Head of Deutsche Bank’s Historical Institute Dr Martin L. Müller tells the story of an important section of the Bank’s archive, of inestimable importance for scholars of the Ottoman Empire and successor states

Among the most important record groups within the archive of Deutsche Bank’s Historical Institute are the files of the so-called Orient Office (Orientbüro). These records document the bank’s activities in the Ottoman Empire from the end of the 1880s until its liquidation in the years after the First World War. The focus of these activities was the financing, construction and operation of the region’s three most important railways: the Oriental Railways in the European part of the empire, the Anatolian Railway from Istanbul to Konya and the Baghdad Railway from Konya to Baghdad.

With the end of the First World War, almost all of Deutsche Bank’s investments in the Ottoman Empire were lost, notably those in the newly-created states of Iraq and Syria.

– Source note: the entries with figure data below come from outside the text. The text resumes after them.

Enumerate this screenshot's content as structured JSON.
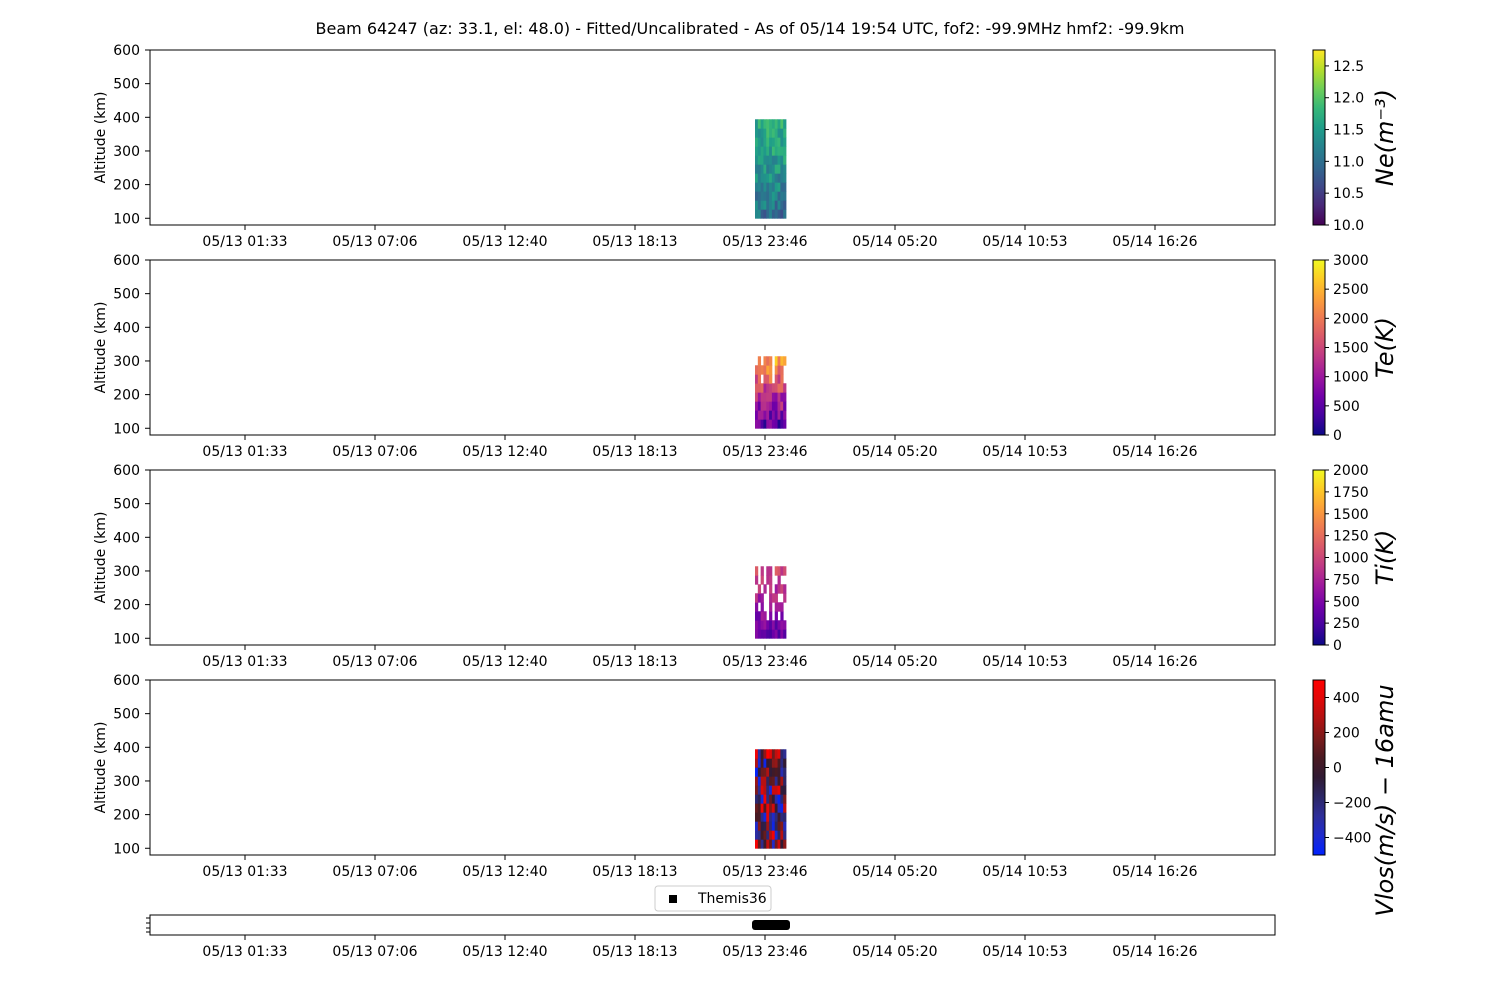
{
  "title": "Beam 64247 (az: 33.1, el: 48.0) - Fitted/Uncalibrated - As of 05/14 19:54 UTC, fof2: -99.9MHz  hmf2: -99.9km",
  "chart_data": [
    {
      "type": "heatmap",
      "ylabel": "Altitude (km)",
      "ylim": [
        80,
        600
      ],
      "yticks": [
        100,
        200,
        300,
        400,
        500,
        600
      ],
      "xtick_labels": [
        "05/13 01:33",
        "05/13 07:06",
        "05/13 12:40",
        "05/13 18:13",
        "05/13 23:46",
        "05/14 05:20",
        "05/14 10:53",
        "05/14 16:26"
      ],
      "colorbar": {
        "label": "Ne(m⁻³)",
        "range": [
          10.0,
          12.75
        ],
        "ticks": [
          "10.0",
          "10.5",
          "11.0",
          "11.5",
          "12.0",
          "12.5"
        ],
        "colormap": "viridis"
      },
      "data_region": {
        "x_start": "05/13 23:00",
        "x_end": "05/14 00:20",
        "altitude_range": [
          100,
          378
        ]
      }
    },
    {
      "type": "heatmap",
      "ylabel": "Altitude (km)",
      "ylim": [
        80,
        600
      ],
      "yticks": [
        100,
        200,
        300,
        400,
        500,
        600
      ],
      "xtick_labels": [
        "05/13 01:33",
        "05/13 07:06",
        "05/13 12:40",
        "05/13 18:13",
        "05/13 23:46",
        "05/14 05:20",
        "05/14 10:53",
        "05/14 16:26"
      ],
      "colorbar": {
        "label": "Te(K)",
        "range": [
          0,
          3000
        ],
        "ticks": [
          "0",
          "500",
          "1000",
          "1500",
          "2000",
          "2500",
          "3000"
        ],
        "colormap": "plasma"
      },
      "data_region": {
        "x_start": "05/13 23:00",
        "x_end": "05/14 00:20",
        "altitude_range": [
          100,
          290
        ]
      }
    },
    {
      "type": "heatmap",
      "ylabel": "Altitude (km)",
      "ylim": [
        80,
        600
      ],
      "yticks": [
        100,
        200,
        300,
        400,
        500,
        600
      ],
      "xtick_labels": [
        "05/13 01:33",
        "05/13 07:06",
        "05/13 12:40",
        "05/13 18:13",
        "05/13 23:46",
        "05/14 05:20",
        "05/14 10:53",
        "05/14 16:26"
      ],
      "colorbar": {
        "label": "Ti(K)",
        "range": [
          0,
          2000
        ],
        "ticks": [
          "0",
          "250",
          "500",
          "750",
          "1000",
          "1250",
          "1500",
          "1750",
          "2000"
        ],
        "colormap": "plasma"
      },
      "data_region": {
        "x_start": "05/13 23:00",
        "x_end": "05/14 00:20",
        "altitude_range": [
          100,
          290
        ]
      }
    },
    {
      "type": "heatmap",
      "ylabel": "Altitude (km)",
      "ylim": [
        80,
        600
      ],
      "yticks": [
        100,
        200,
        300,
        400,
        500,
        600
      ],
      "xtick_labels": [
        "05/13 01:33",
        "05/13 07:06",
        "05/13 12:40",
        "05/13 18:13",
        "05/13 23:46",
        "05/14 05:20",
        "05/14 10:53",
        "05/14 16:26"
      ],
      "colorbar": {
        "label": "Vlos(m/s) − 16amu",
        "range": [
          -500,
          500
        ],
        "ticks": [
          "−400",
          "−200",
          "0",
          "200",
          "400"
        ],
        "colormap": "seismic-dark"
      },
      "data_region": {
        "x_start": "05/13 23:00",
        "x_end": "05/14 00:20",
        "altitude_range": [
          100,
          378
        ]
      }
    },
    {
      "type": "scatter",
      "legend": {
        "label": "Themis36",
        "placement": "top-center"
      },
      "xtick_labels": [
        "05/13 01:33",
        "05/13 07:06",
        "05/13 12:40",
        "05/13 18:13",
        "05/13 23:46",
        "05/14 05:20",
        "05/14 10:53",
        "05/14 16:26"
      ],
      "mode_bar": {
        "x_start": "05/13 23:00",
        "x_end": "05/14 00:20"
      }
    }
  ]
}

The files of the Orient Office played an important part in negotiations with these successor states in the 1920s and 1930s. At the end of the Second World War, the files were stored in a warehouse in Berlin’s Wilhelmstraße, only a few minutes’ walk from the Bank’s headquarters in the Mauerstraße. Whereas Mauerstraße was within the Soviet sector of the divided city from 1945, Wilhelmstraße was inside the American sector, and hence remained accessible.

In 1961 Deutsche Bank founded its Historical Archive in Frankfurt. Between January 1962 and October 1963 the archive’s first director, Fritz Seidenzahl, organized the files’ relocation from Berlin. The Orient Office files were transported by air in more than 2,000 packages. Once in Frankfurt, their contents were evaluated. Sadly, many were destroyed as unimportant, including all personnel files of the Anatolian Railway Company.[1]

Filiale Frankfurt, Roßmarkt 18

Around 1,750 volumes of the circa 2,500 retrieved from Berlin nonetheless survive, and offer unique insights into the Anatolian and Baghdad Railways. During World War One the former’s shareholdings were safely transferred to a holding company, the Bank for Oriental Railways in Zurich. After Turkey’s victory in the Greco-Turkish War and the start of negotiations in Lausanne, the new Turkish Republic declared its intention to take control of the lines. In 1928, the Bank for Oriental Railways sold its remaining interests within Anatolia to the Turkish government.[2]

Closely related to railway construction are numerous files on Turkish bonds, the Dette Publique Ottomane, and debt regulations after the First World War. Alongside railways and imperial bonds the files also illuminate a raft of other investments in infrastructure, agricultural and energy: the German-Levantine Cotton Company, the Company for the Irrigation of the Konya Plain, the Haidar-Pasha Port Company and port facilities in Alexandretta, Jaffa, Haifa and other places, the Turkish Petroleum Company and the European Petroleum Union. The complex diplomatic and political dimensions of this business activity can be explored in correspondence exchanged with the Foreign Office in Berlin between 1896 and 1914. This series is a particularly valuable resource for the Balkan Wars and First World War.[3] The files contain important material on the Armenian genocide.[4]

Since the late 1990s a number of political, economic and cultural historians from Germany and abroad have taken advantage of the opportunity to consult Orient Office files, research which has produced numerous publications and even exhibitions. The sheer size of the record group means that its potential is far from exhausted, and academic researchers are welcome, by prior appointment, to explore further.


Notes

[1] Martin L. Müller, ‘50 Jahre Historisches Institut der Deutschen Bank’, in: Archiv und Wirtschaft. Zeitschrift für das Archivwesen der Wirtschaft, 2011, 4, pp. 160-
70.

[2] Manfred Pohl, Von Stambul nach Bagdad. Die Geschichte einer berühmten Eisenbahn, Piper Verlag. 1999, p.97.

[3] Peter Hertner, ‘The Balkan Railways, International Capital and Banking from the End of the Nineteenth Century’, in: Gerald D. Feldman / Peter Hertner (eds.), Finance and Modernization, Ashgate. 2008, pp. 125-53.

[4] Hilmar Kaiser, ‘The Baghdad Railway and the Armenian Genocide, 1915-1916’ in: Richard G. Hovannissian (ed.), Remembrance and Denial: The Case of the Armenian, Wayne State University Press. 1999. pp. 67-112.